Топтать подковами мостовые строжайше запрещено – будь добр, дорогой гость, сдать лошадь в конюшню, а потом гуляй где только захочешь. Фирюль следует указателю, прибитому к арке, в незапамятные времена обозначавшей въезд в Столицу, и оставляет вороного на попечение скучающего распорядителя.

Город просыпается с неохотой, словно накануне был шумный веселый праздник, но праздников – настоящих, с ярмаркой, скоморохами и серебром рекой – здесь не видали уже давно. Торчком стоят в отдалении башни оставленного владыкой замка. Обескровленные улицы зевают окнами пустых домов. Фирюль идет напрямик через рыночную площадь к двухэтажному зданию с балконом и вяло болтающейся выцветшей вывеской, на которой угадываются очертания непристойного рисунка.

За гостем увязывается одноухий кот непонятного окраса, только что угостившийся обрезками у мясницкой лавки. Фирюль открывает дверь и пропускает нового знакомца вперед себя. В нос ударяет запах паленой травы. Коту это не по нраву и Фирюлю тоже, но так уж принято в дорогих борделях – делать вид, будто жженый сухостой перебивает месиво других специфических ароматов.

Внутри заведения удивительно людно, под потолком звенит хохот и батрацкая брань. Кто-то разместил тут своих людей? Об этом Фирюля не предупреждали. Хотя, судя по бегающим взглядам, любопытным и жадным, ватага здесь недавно и еще не успела насытиться всеми предлагаемыми удовольствиями. Кот, лавируя между ногами в грязных тяжелых ботинках, убегает по кошачьим делам. Фирюль с порога чувствует, что день обещает быть прекрасным. Его встречает собственной персоной легендарная шлюха по прозвищу Бойница.

Он почти не удивлен – ему известны городские сплетни.
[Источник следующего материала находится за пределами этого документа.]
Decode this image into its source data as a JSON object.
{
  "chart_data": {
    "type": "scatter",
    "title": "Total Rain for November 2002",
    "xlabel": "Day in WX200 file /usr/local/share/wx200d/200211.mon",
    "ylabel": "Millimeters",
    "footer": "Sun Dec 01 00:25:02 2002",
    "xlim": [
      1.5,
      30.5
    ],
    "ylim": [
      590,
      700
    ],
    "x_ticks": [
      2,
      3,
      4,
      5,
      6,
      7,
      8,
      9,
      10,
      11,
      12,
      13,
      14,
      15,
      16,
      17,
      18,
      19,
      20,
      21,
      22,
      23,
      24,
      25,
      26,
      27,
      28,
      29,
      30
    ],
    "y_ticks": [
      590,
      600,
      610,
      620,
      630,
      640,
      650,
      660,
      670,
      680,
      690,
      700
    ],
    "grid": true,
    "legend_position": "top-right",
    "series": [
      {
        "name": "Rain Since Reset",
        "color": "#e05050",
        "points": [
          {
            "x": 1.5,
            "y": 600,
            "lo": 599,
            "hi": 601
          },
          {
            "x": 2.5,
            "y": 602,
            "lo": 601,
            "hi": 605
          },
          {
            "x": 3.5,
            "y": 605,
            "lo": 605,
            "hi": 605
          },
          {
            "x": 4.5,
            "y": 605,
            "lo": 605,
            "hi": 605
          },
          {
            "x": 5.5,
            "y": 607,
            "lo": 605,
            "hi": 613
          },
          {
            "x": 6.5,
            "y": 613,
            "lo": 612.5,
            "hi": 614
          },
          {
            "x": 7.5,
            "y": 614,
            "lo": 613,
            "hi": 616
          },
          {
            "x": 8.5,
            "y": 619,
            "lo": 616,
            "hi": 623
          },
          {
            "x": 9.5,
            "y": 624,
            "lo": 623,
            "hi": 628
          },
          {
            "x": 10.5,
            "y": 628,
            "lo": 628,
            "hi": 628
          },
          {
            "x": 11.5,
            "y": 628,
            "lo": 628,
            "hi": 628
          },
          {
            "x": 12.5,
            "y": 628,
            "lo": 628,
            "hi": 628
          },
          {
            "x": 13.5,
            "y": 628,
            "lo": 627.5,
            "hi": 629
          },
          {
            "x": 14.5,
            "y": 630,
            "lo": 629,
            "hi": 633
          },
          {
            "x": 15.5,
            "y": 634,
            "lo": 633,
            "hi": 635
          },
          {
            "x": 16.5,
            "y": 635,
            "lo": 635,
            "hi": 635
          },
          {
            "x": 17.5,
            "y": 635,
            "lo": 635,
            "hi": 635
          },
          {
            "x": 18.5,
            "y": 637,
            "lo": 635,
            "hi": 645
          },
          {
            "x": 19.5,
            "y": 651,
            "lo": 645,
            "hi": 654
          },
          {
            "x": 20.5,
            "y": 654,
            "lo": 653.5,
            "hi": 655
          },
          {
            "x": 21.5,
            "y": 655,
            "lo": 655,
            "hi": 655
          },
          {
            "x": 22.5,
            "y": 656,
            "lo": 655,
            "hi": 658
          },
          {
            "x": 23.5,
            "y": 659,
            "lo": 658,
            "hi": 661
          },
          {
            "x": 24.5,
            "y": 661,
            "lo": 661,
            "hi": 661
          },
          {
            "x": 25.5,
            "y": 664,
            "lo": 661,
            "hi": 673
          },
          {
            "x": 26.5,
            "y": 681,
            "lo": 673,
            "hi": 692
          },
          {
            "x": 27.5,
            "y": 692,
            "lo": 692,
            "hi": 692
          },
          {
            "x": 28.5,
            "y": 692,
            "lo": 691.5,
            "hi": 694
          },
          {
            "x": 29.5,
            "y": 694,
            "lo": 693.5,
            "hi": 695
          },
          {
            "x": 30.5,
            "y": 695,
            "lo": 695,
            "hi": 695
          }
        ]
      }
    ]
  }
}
Дела у Бойницы идут все хуже с тех пор, как пропал ее зазывала, который при помощи рифмы и зычного голоса приводил ей клиентов толпами. Сделанное имя какое-то время еще работало само на себя, но каждый год в борделях появляются новые красотки, а она отнюдь не молодеет.

Угасшая звезда столичного небосвода ласково улыбается гостю и стонет: «О!» – оттопыривая пальчик, как будто силится вспомнить его имя. Он и рад бы подыграть ей, только напрочь забыл, кем представлялся в этом заведении.

– Дудник, – пробует Фирюль, и шлюхина улыбка становится шире, обнажая отсутствие пары верхних зубов.

– Конечно! Как такого не помнить! Чего хочет господин этим чудесным утром?

Может, он и не угадал с «Дудником», но ей, в отличие от него, наплевать.

– Хочу тебя, – отвечает Фирюль, протягивая шлюхе серебряную монетку с лицом Отто Тильбе, – и еще кого-нибудь за компанию.

Бойница отточенным движением прячет деньги в складках юбки, в потайном кармашке. Потом она оценивает посетителя беглым взглядом и неразборчиво выкрикивает в душное пространство заведения односложное имя. Фирюль оглядывается и чувствует, как сладость предвкушения вмиг сменяется горечью досады. Мальчишка, который подплывает ближе особой походкой, тянущей на пару монет дороже среднего ценника, на деле оказывается очень плоской и очень – слишком – юной девчонкой.

– Зараза, – бормочет Фирюль и осторожно хлопает Бойницу по плечу. – Знаешь, мне хватит тебя одной.